Defendants in Comer v. Murphy petitioned for en banc review, which the full 5th Circuit granted Feb. 26, indicating possible disagreement with the original three-judge panel that heard Comer–and the possibility of a circuit split. Stewart isn’t confident that the claims can hold up to scrutiny. “They represent pretty intimidating rulings for companies in certain sectors, but there’s reason to believe they may not hold up,” he says.

But in the meantime, the defendants face the prospect of discovery. “There doesn’t seem to be a quick solution to the litigation proceeding, and the case is going forward and discovery is going to begin,” says John Ferroli, a member at Dykema Gossett. “You have to wonder if those defendants are looking at themselves a bit like the tobacco industry, on the verge of having to hand over all kinds of information. If there’s a smoking gun, as there arguably was with discovery in the tobacco industry, linking power companies’ products knowingly to climate change, it could prove fairly damaging to the industries affected.”

While the appellate rulings in AEP and Comer are a step forward for plaintiffs, they are far from home free. “None of the battles have really been won,” says Cynthia Faur, a partner at Quarles & Brady. “While there have been courts that allowed public nuisance cases to go forward, there are still courts denying them.”

Proof and Politics

In Native Village of Kivalina v.

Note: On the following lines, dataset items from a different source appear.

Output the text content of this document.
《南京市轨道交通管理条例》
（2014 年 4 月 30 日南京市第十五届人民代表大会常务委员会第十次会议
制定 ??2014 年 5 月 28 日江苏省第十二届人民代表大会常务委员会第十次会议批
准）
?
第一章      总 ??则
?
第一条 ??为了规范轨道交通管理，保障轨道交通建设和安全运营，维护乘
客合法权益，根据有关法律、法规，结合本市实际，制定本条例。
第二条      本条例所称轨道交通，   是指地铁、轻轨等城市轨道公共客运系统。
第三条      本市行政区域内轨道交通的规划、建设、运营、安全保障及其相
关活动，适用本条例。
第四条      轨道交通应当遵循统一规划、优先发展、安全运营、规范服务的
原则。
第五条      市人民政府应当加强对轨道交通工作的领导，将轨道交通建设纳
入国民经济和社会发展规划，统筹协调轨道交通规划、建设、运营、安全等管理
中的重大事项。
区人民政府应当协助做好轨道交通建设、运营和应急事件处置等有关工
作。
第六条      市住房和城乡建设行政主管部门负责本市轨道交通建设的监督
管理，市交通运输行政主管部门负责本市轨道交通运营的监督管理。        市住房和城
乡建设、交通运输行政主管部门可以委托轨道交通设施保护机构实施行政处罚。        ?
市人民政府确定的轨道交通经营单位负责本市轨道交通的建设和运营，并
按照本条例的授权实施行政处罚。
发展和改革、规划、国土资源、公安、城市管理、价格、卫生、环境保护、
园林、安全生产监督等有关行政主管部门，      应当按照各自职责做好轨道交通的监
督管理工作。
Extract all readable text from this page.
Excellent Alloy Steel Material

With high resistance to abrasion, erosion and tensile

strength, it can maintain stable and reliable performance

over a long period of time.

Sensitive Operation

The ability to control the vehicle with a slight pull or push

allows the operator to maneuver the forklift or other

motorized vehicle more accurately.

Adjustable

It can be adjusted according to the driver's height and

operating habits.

Exxon, probably the most visible public nuisance case behind Connecticut v. AEP and Comer v. Murphy, Alaskan villagers claimed two dozen energy companies contributed to global warming, which melted sea ice that protected Kivalina’s coastline from storms, leading to severe erosion. They seek hundreds of millions of dollars in damages to relocate their village.

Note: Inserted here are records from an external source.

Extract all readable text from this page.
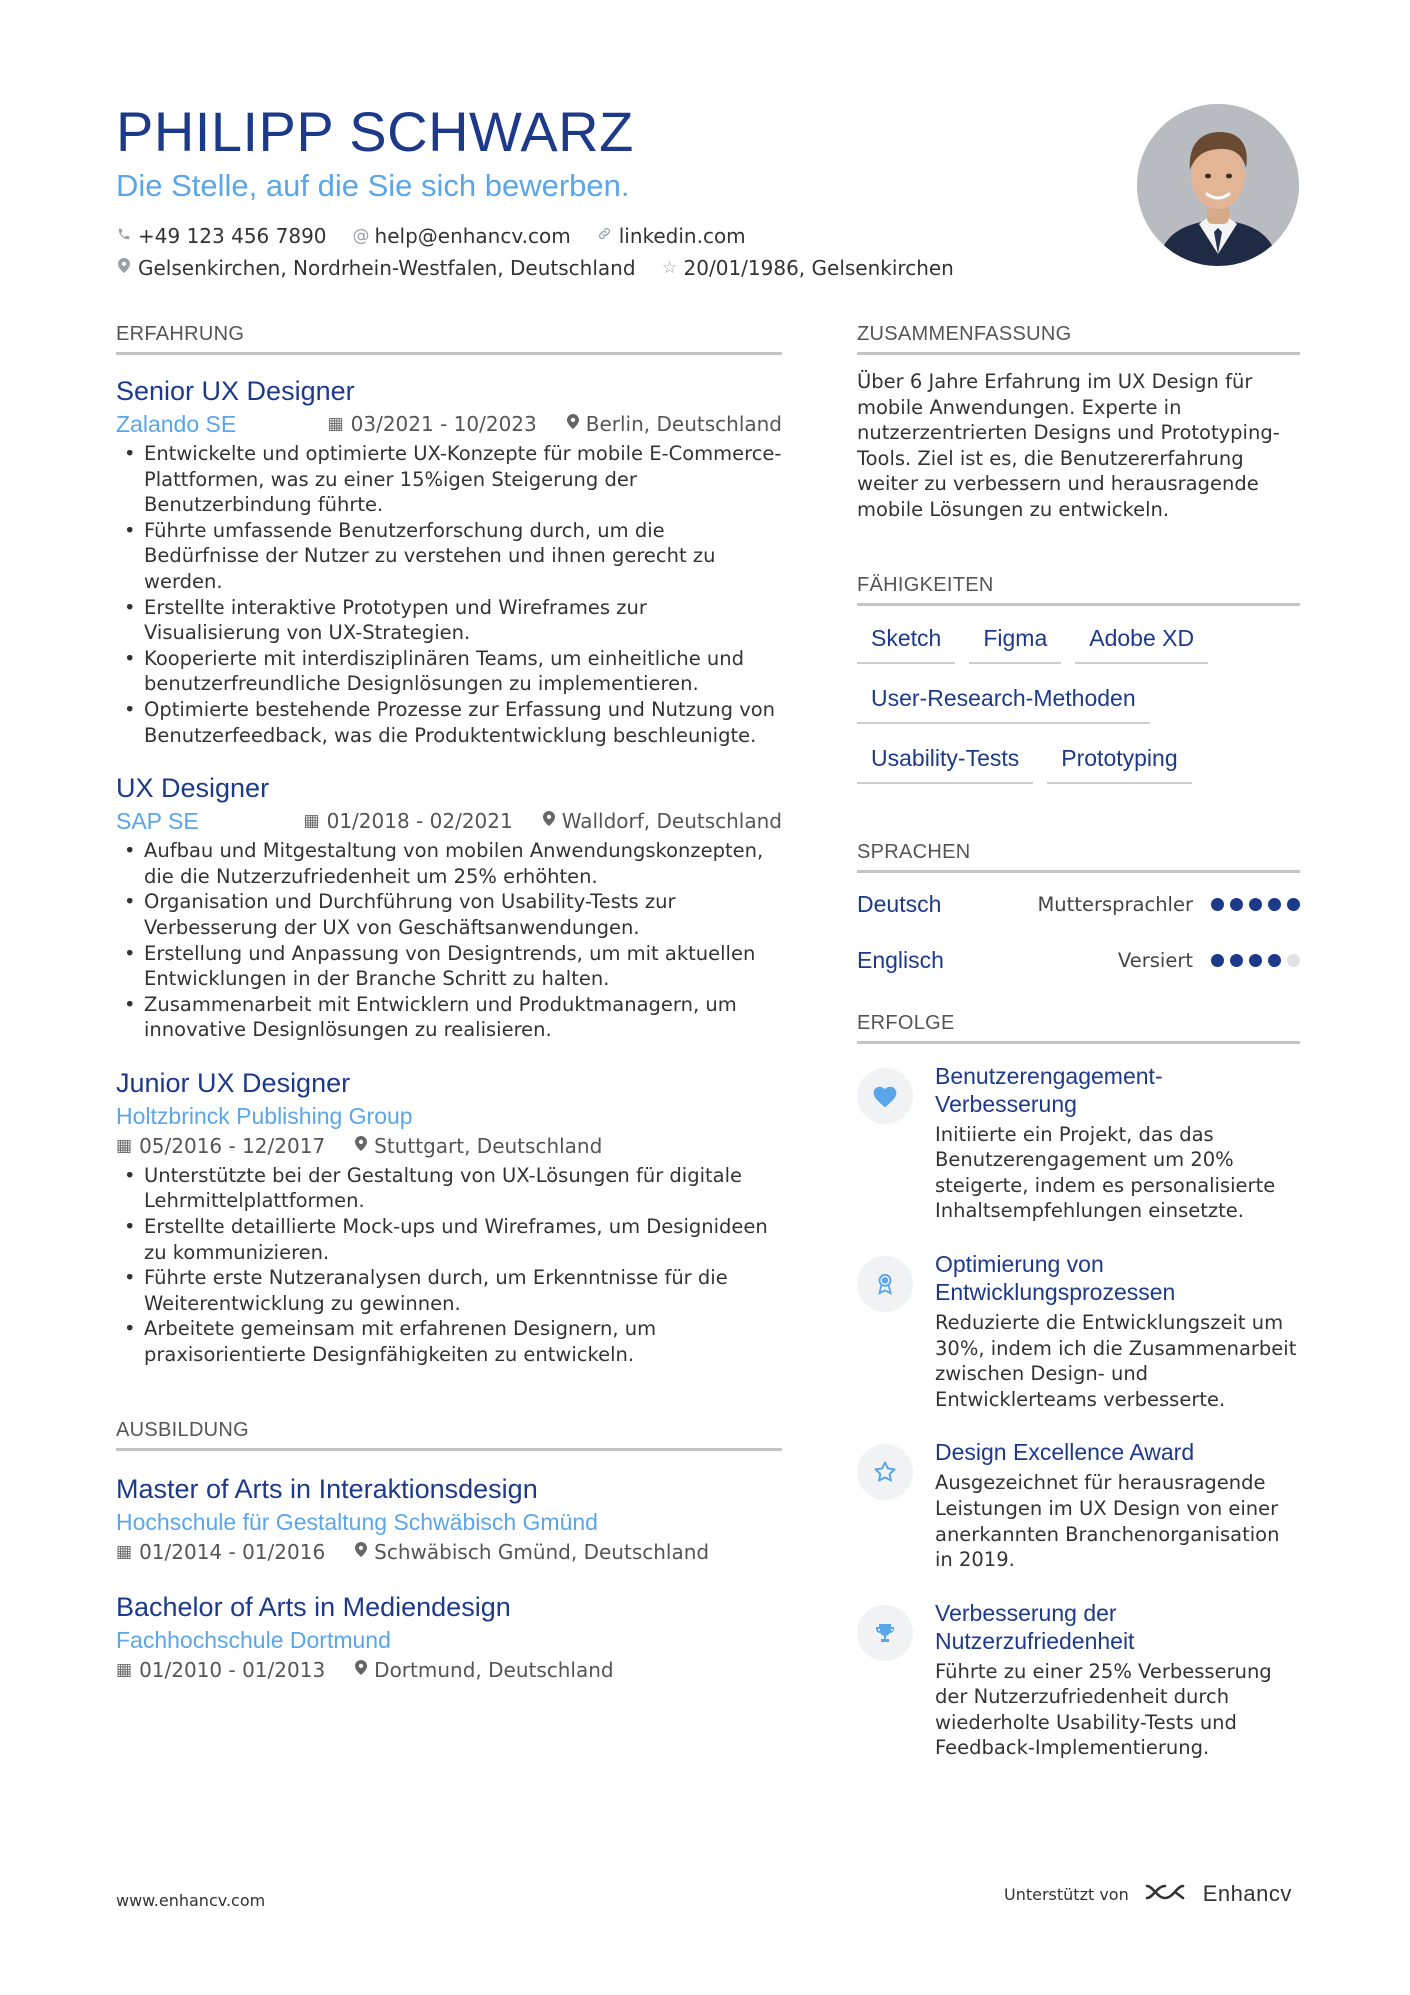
PHILIPP SCHWARZ
Die Stelle, auf die Sie sich bewerben.
+49 123 456 7890 @ help@enhancv.com linkedin.com
Gelsenkirchen, Nordrhein-Westfalen, Deutschland ☆ 20/01/1986, Gelsenkirchen
ERFAHRUNG
Senior UX Designer
Zalando SE	▦ 03/2021 - 10/2023 Berlin, Deutschland
• Entwickelte und optimierte UX-Konzepte für mobile E-Commerce-Plattformen, was zu einer 15%igen Steigerung der Benutzerbindung führte.
• Führte umfassende Benutzerforschung durch, um die Bedürfnisse der Nutzer zu verstehen und ihnen gerecht zu werden.
• Erstellte interaktive Prototypen und Wireframes zur Visualisierung von UX-Strategien.
• Kooperierte mit interdisziplinären Teams, um einheitliche und benutzerfreundliche Designlösungen zu implementieren.
• Optimierte bestehende Prozesse zur Erfassung und Nutzung von Benutzerfeedback, was die Produktentwicklung beschleunigte.
UX Designer
SAP SE	▦ 01/2018 - 02/2021 Walldorf, Deutschland
• Aufbau und Mitgestaltung von mobilen Anwendungskonzepten, die die Nutzerzufriedenheit um 25% erhöhten.
• Organisation und Durchführung von Usability-Tests zur Verbesserung der UX von Geschäftsanwendungen.
• Erstellung und Anpassung von Designtrends, um mit aktuellen Entwicklungen in der Branche Schritt zu halten.
• Zusammenarbeit mit Entwicklern und Produktmanagern, um innovative Designlösungen zu realisieren.
Junior UX Designer
Holtzbrinck Publishing Group
▦ 05/2016 - 12/2017 Stuttgart, Deutschland
• Unterstützte bei der Gestaltung von UX-Lösungen für digitale Lehrmittelplattformen.
• Erstellte detaillierte Mock-ups und Wireframes, um Designideen zu kommunizieren.
• Führte erste Nutzeranalysen durch, um Erkenntnisse für die Weiterentwicklung zu gewinnen.
• Arbeitete gemeinsam mit erfahrenen Designern, um praxisorientierte Designfähigkeiten zu entwickeln.
AUSBILDUNG
Master of Arts in Interaktionsdesign
Hochschule für Gestaltung Schwäbisch Gmünd
▦ 01/2014 - 01/2016 Schwäbisch Gmünd, Deutschland
Bachelor of Arts in Mediendesign
Fachhochschule Dortmund
▦ 01/2010 - 01/2013 Dortmund, Deutschland
ZUSAMMENFASSUNG
Über 6 Jahre Erfahrung im UX Design für mobile Anwendungen. Experte in nutzerzentrierten Designs und Prototyping-Tools. Ziel ist es, die Benutzererfahrung weiter zu verbessern und herausragende mobile Lösungen zu entwickeln.
FÄHIGKEITEN
Sketch	Figma	Adobe XD
User-Research-Methoden
Usability-Tests	Prototyping
SPRACHEN
Deutsch	Muttersprachler
Englisch	Versiert
ERFOLGE
Benutzerengagement-Verbesserung
Initiierte ein Projekt, das das Benutzerengagement um 20% steigerte, indem es personalisierte Inhaltsempfehlungen einsetzte.
Optimierung von Entwicklungsprozessen
Reduzierte die Entwicklungszeit um 30%, indem ich die Zusammenarbeit zwischen Design- und Entwicklerteams verbesserte.
Design Excellence Award
Ausgezeichnet für herausragende Leistungen im UX Design von einer anerkannten Branchenorganisation in 2019.
Verbesserung der Nutzerzufriedenheit
Führte zu einer 25% Verbesserung der Nutzerzufriedenheit durch wiederholte Usability-Tests und Feedback-Implementierung.
www.enhancv.com	Unterstützt von	Enhancv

The U.S. District Court for the Northern District of California last year granted a motion to dismiss the case on political question grounds and for lack of standing. Judge Saundra Brown Armstrong’s opinion acknowledged the 2nd Circuit’s ruling in AEP but declined to adopt its reasoning that “well-settled principles of tort and public nuisance law” were appropriate for such “new and complex problems” as climate change.

“This court is not so sanguine,” Armstrong wrote in response. “While such principles may provide sufficient guidance in some novel cases, this is not one of them.”

Armstrong did note that the facts of Kivalina and AEP were different. Still, the political question doctrine will likely resurface as the 2nd and 5th Circuit decisions are appealed against the backdrop of potential legislation and EPA regulation.

“The U.S. government is showing an interest in occupying this field either legislatively or administratively,” Ferroli says. “It doesn’t bode well for success at the Supreme Court for these cases.”

Climate change torts also have faced extremely difficult issues of causation–claimants have to prove that companies weren’t just negligent but that their GHG emissions were an unreasonable interference. The global nature of climate change also presents another problem, as do the facts that living things emit carbon, and factories dating back to the beginning of the Industrial Revolution emitted carbon. The full 5th Circuit will surely consider such issues in their review of Comer. Such high bars could mean a long stretch of appeals ahead.

“If the 5th Circuit reverses, then we will have a split between the 2nd and the 5th Circuits,” says Adam Kahn, co-managing partner at Foley Hoag. “In the short term, a split would further increase the uncertainty about whether these nuisance suits can proceed. In the medium term, a split could increase the likelihood that the Supreme Court will be presented with the opportunity to decide the issue for itself.”

And going by past rulings, the high court will set a high bar for plaintiffs. “The Supreme Court has consistently allowed public nuisance cases to be dismissed involving interstate water pollution, both before and after the Clean Water Act, and air pollution cases have not been significantly more successful,” Ferroli says.